- Conference: Pacific-10 Conference
- Record: 10–20 (5–13 Pac-10)
- Head coach: Bob Bender (7th season);
- Home arena: KeyArena (during renovation of Hec Edmundson Pavilion)

= 1999–2000 Washington Huskies men's basketball team =

American college basketball season

The 1999–2000 Washington Huskies men's basketball team represented the University of Washington for the 1999–2000 NCAA Division I men's basketball season. Led by seventh-year head coach Bob Bender, the Huskies were members of the Pacific-10 Conference and played their home games this season off campus at KeyArena in Seattle, Washington.

The Huskies were 10–20 overall in the regular season and 5–13 in conference play, tied for eighth in the standings.

There was no conference tournament this season; last played in 1990, it resumed in 2002.

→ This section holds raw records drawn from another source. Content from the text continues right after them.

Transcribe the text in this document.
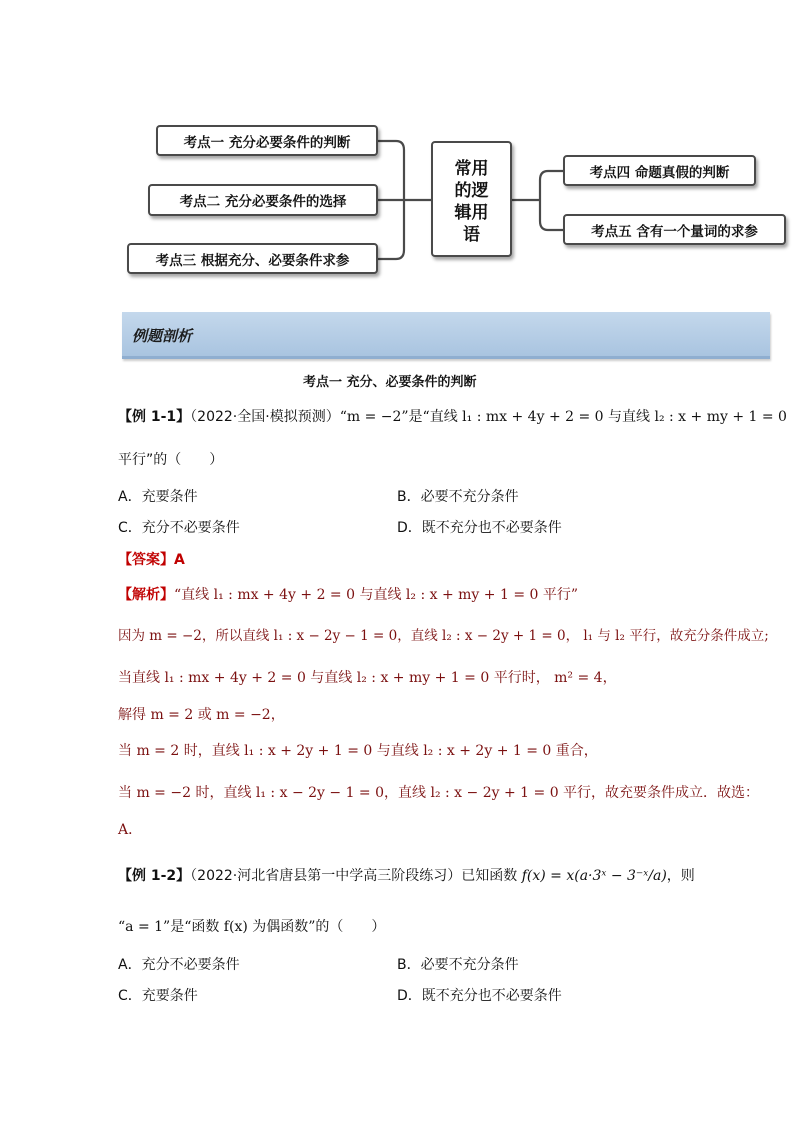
考点一 充分必要条件的判断
考点二 充分必要条件的选择
考点三 根据充分、必要条件求参
常用的逻辑用语
考点四 命题真假的判断
考点五 含有一个量词的求参
例题剖析
考点一 充分、必要条件的判断
【例 1-1】（2022·全国·模拟预测）“m = −2”是“直线 l₁ : mx + 4y + 2 = 0 与直线 l₂ : x + my + 1 = 0
平行”的（　　）
A．充要条件	B．必要不充分条件
C．充分不必要条件	D．既不充分也不必要条件
【答案】A
【解析】“直线 l₁ : mx + 4y + 2 = 0 与直线 l₂ : x + my + 1 = 0 平行”
因为 m = −2，所以直线 l₁ : x − 2y − 1 = 0，直线 l₂ : x − 2y + 1 = 0， l₁ 与 l₂ 平行，故充分条件成立;
当直线 l₁ : mx + 4y + 2 = 0 与直线 l₂ : x + my + 1 = 0 平行时， m² = 4，
解得 m = 2 或 m = −2，
当 m = 2 时，直线 l₁ : x + 2y + 1 = 0 与直线 l₂ : x + 2y + 1 = 0 重合，
当 m = −2 时，直线 l₁ : x − 2y − 1 = 0，直线 l₂ : x − 2y + 1 = 0 平行，故充要条件成立．故选：
A．
【例 1-2】（2022·河北省唐县第一中学高三阶段练习）已知函数 f(x) = x(a·3ˣ − 3⁻ˣ/a)，则
“a = 1”是“函数 f(x) 为偶函数”的（　　）
A．充分不必要条件	B．必要不充分条件
C．充要条件	D．既不充分也不必要条件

Built over seventy years earlier in 1927, Hec Edmundson Pavilion underwent a renovation this season and reopened in the fall of 2000. The Huskies' interim home court was KeyArena at Seattle Center, the home of the NBA's Seattle SuperSonics. Washington won just twice at KeyArena in Pac-10 play, a one-point upset of UCLA in early January, and a four-point win over rival Washington State in March; in between, they lost seven consecutive home games.